4. I Wonder Why

Keesokan harinya, aku dikejutkan oleh ketukan di pintu kamarku.

"Nikita, kamu udah bangun?"

Awalnya aku sempat ragu dengan pendengaran, akan tetapi ketika aku hendak mengoles kembali cat kuku Yellow Sunshine! yang baru kubeli, ketukan lagi-lagi terdengar.

"Niki? Nikita?"

Papa?

Bergegas aku membuka pintu menggunakan siku, karena cat yang belum mengering di kuku tanganku. Akhir-akhir ini papa memang jarang sekali berada di rumah. Kalaupun ada, paling juga hanya singgah sebelum berangkat ke pertemuan selanjutnya, proyek sesudahnya, atau keperluan setelah itu. Dia juga tidak sering menelepon. Kerap kali aku menerima informasi tentang keberadaan Papa dari asisten rumah tangga kami. Oleh sebab itu, mendapati Papa berada di sini akhir minggu ini sungguh membuat hatiku melambung.

Akan tetapi, bukannya disambut oleh muka berseri penuh suka, malah kebekuan yang ada di wajah papa. Kegembiraan yang kurasa tadi sekonyong-konyong meluntur.

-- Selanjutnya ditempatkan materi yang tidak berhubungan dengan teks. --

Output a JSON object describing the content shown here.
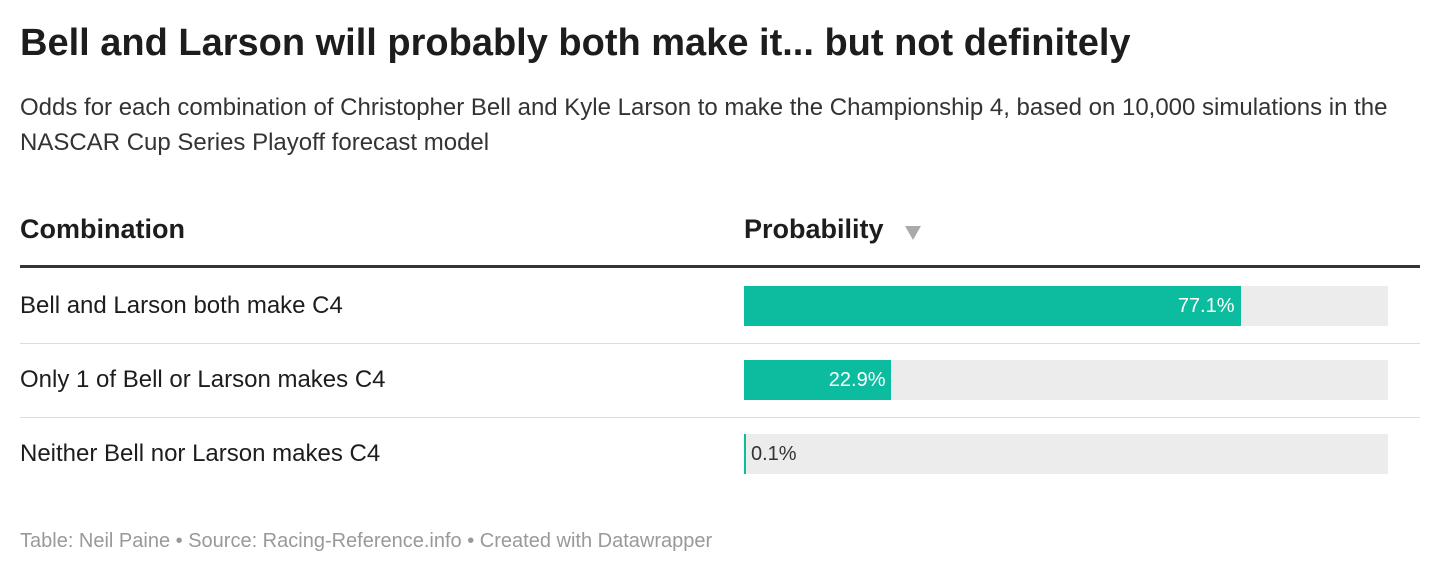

"Papa," sapaku dengan hati yang patah.

"Kamu lagi sibuk?" tanya Papa sambil mengedarkan pandangan ke dalam kamarku sekilas. "Kalau enggak, kita bisa bicara sebentar? Papa tunggu di ruang tengah." Kemudian dia berbalik dan pergi begitu saja.

***

Segenap interaksi yang terjadi dengan Papa terasa seperti sebuah pertemuan bisnis semenjak kepergian Mama. Mendiang Rosa Lili-Anne Levine tidak diragukan lagi adalah perekat keluarga ini, dan ketiadaannya membuat dua orang yang tersisa, pecah. Kepingan-kepingan kami terbaur, ukurannya yang sangat kecil terlalu membingungkan sehingga aku dan Papa memilih untuk mengabaikan kenyataan. Dan berpegang pada rasa masing-masing.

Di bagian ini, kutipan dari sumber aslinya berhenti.